Monday, June 09, 2014

Citation du 10 juin 2014

Le plus souvent l'amour n'a pour objet un corps que si une émotion, la peur de le perdre, l'incertitude de le retrouver se fondent en lui. […] A ces êtres-là, à ces êtres de fuite, leur nature, notre inquiétude attachent des ailes.
Proust – La Prisonnière (Voir ci-dessous la citation complète)
La mort révèle l'amour, c'est l'inconsolable qui pleure l'irremplaçable.
Vladimir Jankélévitch (Cité le 24 avril 2014)

Éloge de l’inquiétude II
J’aime que Proust et Jankélévitch se rejoignent par citation interposée.
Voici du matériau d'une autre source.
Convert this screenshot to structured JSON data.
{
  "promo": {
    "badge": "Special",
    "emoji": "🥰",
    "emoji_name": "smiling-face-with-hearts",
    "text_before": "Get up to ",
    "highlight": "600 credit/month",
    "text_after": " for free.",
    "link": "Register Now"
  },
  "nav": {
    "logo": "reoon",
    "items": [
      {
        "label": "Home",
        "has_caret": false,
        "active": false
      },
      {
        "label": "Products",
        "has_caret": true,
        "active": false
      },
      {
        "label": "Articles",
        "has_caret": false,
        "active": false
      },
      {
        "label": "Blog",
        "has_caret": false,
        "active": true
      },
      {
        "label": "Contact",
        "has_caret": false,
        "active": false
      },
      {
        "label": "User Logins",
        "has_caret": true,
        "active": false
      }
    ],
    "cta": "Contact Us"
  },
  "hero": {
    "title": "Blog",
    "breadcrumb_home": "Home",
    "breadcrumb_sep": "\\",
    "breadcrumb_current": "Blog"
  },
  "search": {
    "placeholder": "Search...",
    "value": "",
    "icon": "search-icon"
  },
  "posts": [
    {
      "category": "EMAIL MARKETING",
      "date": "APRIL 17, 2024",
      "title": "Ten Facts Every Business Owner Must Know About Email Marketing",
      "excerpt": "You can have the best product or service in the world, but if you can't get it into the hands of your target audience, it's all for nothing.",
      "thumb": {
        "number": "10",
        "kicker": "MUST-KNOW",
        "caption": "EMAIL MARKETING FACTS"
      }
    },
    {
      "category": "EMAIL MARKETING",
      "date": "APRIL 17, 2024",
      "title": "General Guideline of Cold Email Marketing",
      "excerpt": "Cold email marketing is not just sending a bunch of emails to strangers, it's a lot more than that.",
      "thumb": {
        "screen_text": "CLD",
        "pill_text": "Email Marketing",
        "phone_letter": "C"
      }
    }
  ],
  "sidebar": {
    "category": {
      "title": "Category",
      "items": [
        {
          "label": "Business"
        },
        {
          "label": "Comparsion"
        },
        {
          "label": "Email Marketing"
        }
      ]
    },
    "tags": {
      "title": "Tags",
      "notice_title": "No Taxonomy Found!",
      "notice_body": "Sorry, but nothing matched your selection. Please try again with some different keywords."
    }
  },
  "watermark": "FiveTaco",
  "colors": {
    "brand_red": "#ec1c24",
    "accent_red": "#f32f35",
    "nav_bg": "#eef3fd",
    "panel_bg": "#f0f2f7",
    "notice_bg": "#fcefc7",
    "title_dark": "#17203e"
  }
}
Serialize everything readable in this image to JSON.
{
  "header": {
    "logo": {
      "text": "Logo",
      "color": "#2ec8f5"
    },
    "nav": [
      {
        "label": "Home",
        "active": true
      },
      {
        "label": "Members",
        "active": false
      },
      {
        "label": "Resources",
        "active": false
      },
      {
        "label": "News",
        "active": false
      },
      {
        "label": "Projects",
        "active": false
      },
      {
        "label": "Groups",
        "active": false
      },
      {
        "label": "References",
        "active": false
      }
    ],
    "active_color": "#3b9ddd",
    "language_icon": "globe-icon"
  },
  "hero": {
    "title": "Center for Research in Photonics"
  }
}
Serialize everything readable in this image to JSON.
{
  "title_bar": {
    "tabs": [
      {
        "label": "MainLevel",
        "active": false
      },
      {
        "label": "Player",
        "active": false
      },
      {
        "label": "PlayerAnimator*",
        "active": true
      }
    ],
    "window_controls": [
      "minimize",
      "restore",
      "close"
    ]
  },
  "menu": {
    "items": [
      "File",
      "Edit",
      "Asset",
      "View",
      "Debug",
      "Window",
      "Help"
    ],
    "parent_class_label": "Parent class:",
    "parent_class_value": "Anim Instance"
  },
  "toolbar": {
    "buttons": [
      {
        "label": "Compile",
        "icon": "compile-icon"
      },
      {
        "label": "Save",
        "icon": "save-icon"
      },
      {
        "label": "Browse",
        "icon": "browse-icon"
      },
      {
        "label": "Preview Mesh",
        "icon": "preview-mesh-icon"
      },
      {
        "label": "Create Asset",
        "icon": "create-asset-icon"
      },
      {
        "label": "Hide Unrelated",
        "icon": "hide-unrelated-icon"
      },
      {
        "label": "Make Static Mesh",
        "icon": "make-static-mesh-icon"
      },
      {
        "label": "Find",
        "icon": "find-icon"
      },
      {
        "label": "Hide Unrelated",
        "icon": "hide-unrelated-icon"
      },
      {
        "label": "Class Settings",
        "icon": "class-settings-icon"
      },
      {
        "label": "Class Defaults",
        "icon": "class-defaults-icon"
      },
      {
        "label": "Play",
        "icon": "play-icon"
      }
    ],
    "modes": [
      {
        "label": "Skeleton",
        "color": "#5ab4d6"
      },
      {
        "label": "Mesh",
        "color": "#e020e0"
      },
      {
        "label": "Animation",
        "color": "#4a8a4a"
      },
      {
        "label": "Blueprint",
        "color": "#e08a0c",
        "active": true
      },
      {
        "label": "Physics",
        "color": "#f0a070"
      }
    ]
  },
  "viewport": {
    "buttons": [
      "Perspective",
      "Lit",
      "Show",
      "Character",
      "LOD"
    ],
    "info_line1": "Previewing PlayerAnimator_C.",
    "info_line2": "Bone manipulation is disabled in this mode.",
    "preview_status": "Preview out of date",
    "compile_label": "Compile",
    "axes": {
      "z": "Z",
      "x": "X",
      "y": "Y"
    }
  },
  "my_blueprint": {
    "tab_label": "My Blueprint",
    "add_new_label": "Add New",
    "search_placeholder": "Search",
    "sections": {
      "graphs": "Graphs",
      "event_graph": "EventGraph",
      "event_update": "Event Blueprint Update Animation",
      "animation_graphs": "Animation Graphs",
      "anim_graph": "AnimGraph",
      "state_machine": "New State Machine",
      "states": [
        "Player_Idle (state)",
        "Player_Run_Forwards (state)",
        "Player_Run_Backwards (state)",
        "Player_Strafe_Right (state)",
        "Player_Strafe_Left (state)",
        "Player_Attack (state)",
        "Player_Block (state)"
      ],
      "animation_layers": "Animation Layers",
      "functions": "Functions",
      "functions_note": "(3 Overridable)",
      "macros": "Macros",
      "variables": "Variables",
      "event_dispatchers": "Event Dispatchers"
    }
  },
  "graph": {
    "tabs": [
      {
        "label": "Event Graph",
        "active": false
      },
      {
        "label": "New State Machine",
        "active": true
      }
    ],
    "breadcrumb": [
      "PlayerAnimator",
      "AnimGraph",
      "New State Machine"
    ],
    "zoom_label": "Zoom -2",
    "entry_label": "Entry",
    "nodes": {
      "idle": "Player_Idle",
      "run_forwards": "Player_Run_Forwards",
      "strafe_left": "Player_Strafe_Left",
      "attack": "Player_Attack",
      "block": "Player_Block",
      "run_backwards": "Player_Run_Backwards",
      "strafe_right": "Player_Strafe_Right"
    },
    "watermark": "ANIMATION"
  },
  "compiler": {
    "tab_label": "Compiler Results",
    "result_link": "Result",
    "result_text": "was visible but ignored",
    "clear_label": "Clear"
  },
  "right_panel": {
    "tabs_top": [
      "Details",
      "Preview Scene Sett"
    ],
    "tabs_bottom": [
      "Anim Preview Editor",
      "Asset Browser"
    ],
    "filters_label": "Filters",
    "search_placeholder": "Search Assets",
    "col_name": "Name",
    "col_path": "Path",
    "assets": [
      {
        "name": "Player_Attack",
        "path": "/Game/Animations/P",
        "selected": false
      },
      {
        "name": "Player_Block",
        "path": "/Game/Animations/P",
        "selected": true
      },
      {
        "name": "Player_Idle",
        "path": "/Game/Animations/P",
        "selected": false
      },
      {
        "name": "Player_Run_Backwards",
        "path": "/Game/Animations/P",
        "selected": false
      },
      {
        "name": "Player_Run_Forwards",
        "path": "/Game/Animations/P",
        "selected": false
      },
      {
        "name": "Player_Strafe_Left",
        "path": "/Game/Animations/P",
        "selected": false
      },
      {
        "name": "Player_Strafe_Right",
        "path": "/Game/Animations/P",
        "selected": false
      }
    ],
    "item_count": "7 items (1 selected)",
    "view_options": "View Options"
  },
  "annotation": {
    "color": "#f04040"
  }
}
Cette convergence des esprits nait de leur co-naisance à partir d’un terreau commun, et nous pouvons du coup espérer, à condition d’y plonger nous-mêmes nos racines, en profiter pour générer de belles pensées, cousines des leurs.
o-o-o
Ce que nous apprend Jankélévitch, c’est qu’au fond de tout amour véritable, de tout grand amour, il y a une inquiétude : celle de le perdre. C’est cette intuition qui donne à l’amour une nuance de tragédie, mais elle ne fait pas que cela : selon Proust, c’est elle qui transcende le rapport au corps de l’aimé(e), qui fait de cette étreinte-là autre chose qu’un rut ordinaire. Je veux me fondre dans le corps de ma bien-aimée, parce que c’est le seul moyen de la retenir. Au petit matin, on le sait déjà, elle partira, car comme l’ange ce corps est pourvu d’ailes ; mais c’est pour mieux s’envoler au loin.
Si on ne peut retenir l’insaisissable, peut-on au moins le prolonger ?
Je ne vois qu’un moyen : profiter des vacances pour vivre un amour destiné à vivre au-moins jusqu’à la fin de l’été.
--> Vous voilà, dans la moiteur de la fin de la nuit, sur le dancefloor du Macumba, entrain de tanguer un slow, enlacé étroitement avec le corps de cette fille que vous ne connaissiez peut-être même pas au début de la soirée. Et c’est là que l’inquiétude va s’insinuer en vous. Avant de vous dire : « Vite, trouver un coin tranquille pour consommer la chose ! » vous vous dites : « Bientôt le jour, elle sera partie… » Ou même, « Bientôt la fin des vacances ; elle repartira chez elle et je ne la verrai plus ». Inquiétude de pourceau qui aurait une étincelle de conscience et qui s’en servirai pour se demander si son auge serait encore pleine demain.
Mais, si vous êtes un peu humain, et donc métaphysicien, vous vous dites : « En l’étreignant, je n’étreindrai qu’un corps. C’est cette âme que je sens frissonner sous mes doigts, qu’il faudrait retenir. Mais elle va s’envoler parce qu’elle est insaisissable ! »
Et c’est là que Proust vient pour vous rassurer : Quelle chance tu as ! C’est justement parce que tu as peur de la perdre que tu devines que cette fille est un être de fuite.